Nel 1970, in Cile, le forme procedurali della democrazia decretarono la vittoria di Salvador Allende e della sua proposta politica di restituire alla nazione cilena le sue ricchezze minerarie espropriate dal capitale straniero e le rendite drenate dalla sua oligarchia economica, al fine di garantire un’esistenza dignitosa a tutto il popolo. Fin dall’inizio, questa proposta politica viene contrastata non mediante le procedure democratiche secondo le quali era risultata vincente, ma con gli strumenti dell’eversione violenta, dei complotti sotterranei, degli attacchi terroristici, promossi e coordinati dalla CIA e dal segretario di Stato americano Kissinger. L’uccisione di Allende con l’attacco militare alla Moneda dell’11 settembre 1973, e il successivo orrore dei 30000 sequestrati, torturati e assassinati hanno rappresentato il paradigma di come la democrazia cessi automaticamente di funzionare quando le sue procedure sono usate in maniera antioligarchica. Essa può tornare a funzionare soltanto come regola di soluzione dei conflitti e di scelta dei governanti entro un ambito strettamente oligarchico, cioè appunto come democrazia capitalistica.
25. Un diffuso senso comune, che può ancora oggi sembrare dotato di un’evidente verità, ha per lungo tempo ritenuto ovvio che la soppressione violenta della democrazia, ogni volta che le sue procedure abbiano avvallato scelte politiche contrarie agli interessi complessivi dell’oligarchia del denaro, dimostri proprio il contrario di un’omogeneità tra capitalismo e democrazia. Le procedure democratiche, cioè, sarebbero distorte nel loro funzionamento dagli interessi capitalistici, sempre abbastanza forti da piegarle al loro servizio, per cui la democrazia, perennemente incompiuta e in larga misura ineffettuale finché rimane soltanto formale, e perciò incapace di resistere ad un contenuto socioeconomico che la deforma, potrebbe compiersi diventando espressione di una società regolata da principi di eguaglianza economica. La democrazia capitalistica, quindi, non sarebbe affatto la democrazia reale, ma sarebbe, al contrario, una falsa democrazia, e la democrazia potrebbe inverarsi e compiersi come democrazia proprio superando il suo carattere formale, con cui si adatta al capitalismo, e dandosi un contenuto socioeconomico egualitario oltre il capitalismo.

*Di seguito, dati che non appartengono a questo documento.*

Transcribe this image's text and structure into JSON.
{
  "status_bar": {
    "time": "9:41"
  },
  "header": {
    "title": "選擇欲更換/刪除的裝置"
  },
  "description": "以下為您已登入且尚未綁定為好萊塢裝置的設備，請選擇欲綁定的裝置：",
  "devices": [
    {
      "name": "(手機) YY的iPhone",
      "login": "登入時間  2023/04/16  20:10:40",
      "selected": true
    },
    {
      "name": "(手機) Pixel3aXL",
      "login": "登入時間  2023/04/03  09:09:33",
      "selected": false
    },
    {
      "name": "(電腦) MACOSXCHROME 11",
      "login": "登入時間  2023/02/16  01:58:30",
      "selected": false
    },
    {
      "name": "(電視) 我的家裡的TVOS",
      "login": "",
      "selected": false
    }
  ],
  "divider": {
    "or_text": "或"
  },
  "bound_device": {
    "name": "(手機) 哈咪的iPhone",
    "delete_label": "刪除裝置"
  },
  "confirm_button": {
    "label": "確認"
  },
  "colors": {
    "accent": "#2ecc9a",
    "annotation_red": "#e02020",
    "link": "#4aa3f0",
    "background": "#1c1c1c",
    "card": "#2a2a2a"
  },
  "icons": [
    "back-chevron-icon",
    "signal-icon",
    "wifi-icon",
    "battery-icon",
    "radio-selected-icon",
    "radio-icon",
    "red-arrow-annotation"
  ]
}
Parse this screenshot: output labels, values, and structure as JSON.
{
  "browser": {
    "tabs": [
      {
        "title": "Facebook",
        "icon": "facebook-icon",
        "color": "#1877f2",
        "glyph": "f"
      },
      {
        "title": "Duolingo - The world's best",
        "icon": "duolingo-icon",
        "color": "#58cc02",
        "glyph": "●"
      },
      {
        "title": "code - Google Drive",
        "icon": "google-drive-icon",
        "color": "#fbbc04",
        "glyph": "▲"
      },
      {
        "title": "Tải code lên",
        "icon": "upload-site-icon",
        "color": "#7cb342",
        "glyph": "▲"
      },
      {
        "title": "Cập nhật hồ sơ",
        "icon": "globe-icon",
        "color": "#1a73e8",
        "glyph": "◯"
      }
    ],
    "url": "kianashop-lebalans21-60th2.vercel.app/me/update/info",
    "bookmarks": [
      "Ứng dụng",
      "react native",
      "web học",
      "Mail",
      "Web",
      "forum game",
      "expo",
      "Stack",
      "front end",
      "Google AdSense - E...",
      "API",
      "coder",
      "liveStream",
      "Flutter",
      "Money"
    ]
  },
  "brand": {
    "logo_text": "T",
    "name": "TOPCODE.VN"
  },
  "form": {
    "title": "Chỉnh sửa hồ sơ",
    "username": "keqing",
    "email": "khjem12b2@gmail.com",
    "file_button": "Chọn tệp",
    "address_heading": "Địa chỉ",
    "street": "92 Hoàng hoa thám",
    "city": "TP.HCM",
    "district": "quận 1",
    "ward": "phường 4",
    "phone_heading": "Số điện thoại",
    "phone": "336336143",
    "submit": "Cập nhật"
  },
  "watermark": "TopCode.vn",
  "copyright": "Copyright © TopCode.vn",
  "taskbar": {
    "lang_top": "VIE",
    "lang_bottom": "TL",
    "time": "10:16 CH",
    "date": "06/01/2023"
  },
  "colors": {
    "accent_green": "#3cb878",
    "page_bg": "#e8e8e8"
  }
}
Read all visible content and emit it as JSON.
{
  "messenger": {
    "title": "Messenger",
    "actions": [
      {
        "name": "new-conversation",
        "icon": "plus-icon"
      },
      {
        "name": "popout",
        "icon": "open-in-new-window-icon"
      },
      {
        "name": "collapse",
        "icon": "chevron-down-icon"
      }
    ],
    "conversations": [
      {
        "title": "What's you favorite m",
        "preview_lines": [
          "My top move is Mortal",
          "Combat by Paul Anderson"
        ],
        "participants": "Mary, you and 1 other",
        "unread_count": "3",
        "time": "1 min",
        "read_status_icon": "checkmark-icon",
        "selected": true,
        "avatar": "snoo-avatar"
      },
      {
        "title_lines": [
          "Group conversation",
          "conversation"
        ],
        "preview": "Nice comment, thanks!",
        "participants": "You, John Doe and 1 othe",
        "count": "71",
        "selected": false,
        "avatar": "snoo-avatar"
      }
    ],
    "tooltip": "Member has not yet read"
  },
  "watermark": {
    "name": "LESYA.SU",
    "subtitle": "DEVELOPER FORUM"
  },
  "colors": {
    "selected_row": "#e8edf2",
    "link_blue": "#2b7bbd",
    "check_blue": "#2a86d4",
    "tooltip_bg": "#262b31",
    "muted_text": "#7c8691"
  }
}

L’apparente verità di questa posizione deriva dall’evidente constatazione che, in regime capitalistico, la democrazia non è che una oligarchia del denaro. Non si riflette, però, sul fatto che da questa constatazione possono logicamente derivare due conseguenze, non una: o che la democrazia reale è quella che da formale si fa sostanziale, sostanziandosi nell’eguaglianza socioeconomica, oppure che la democrazia reale non è che una forma particolare di oligarchia che si autorappresenta come sovranità popolare. La prima tesi può essere vera soltanto sulla base del postulato che il popolo, liberato dalla sua sottomissione al sistema capitalistico, diventi capace di far funzionare un suo reale autogoverno.
Le cosiddette democrazie popolari nate dopo la seconda guerra mondiale rappresentano la smentita fattuale di tale postulato. Esse hanno abolito la democrazia formale, ma tale abolizione, che nella loro autorappresentazione ideologica era il suo inveramento in una democrazia sostanziale centrata sulla classe operaia e proiettata verso il futuro di una società senza classi, è stata una realtà di regressione ad una forma di dominio ancor più restrittiva delle libertà civili della democrazia capitalistica.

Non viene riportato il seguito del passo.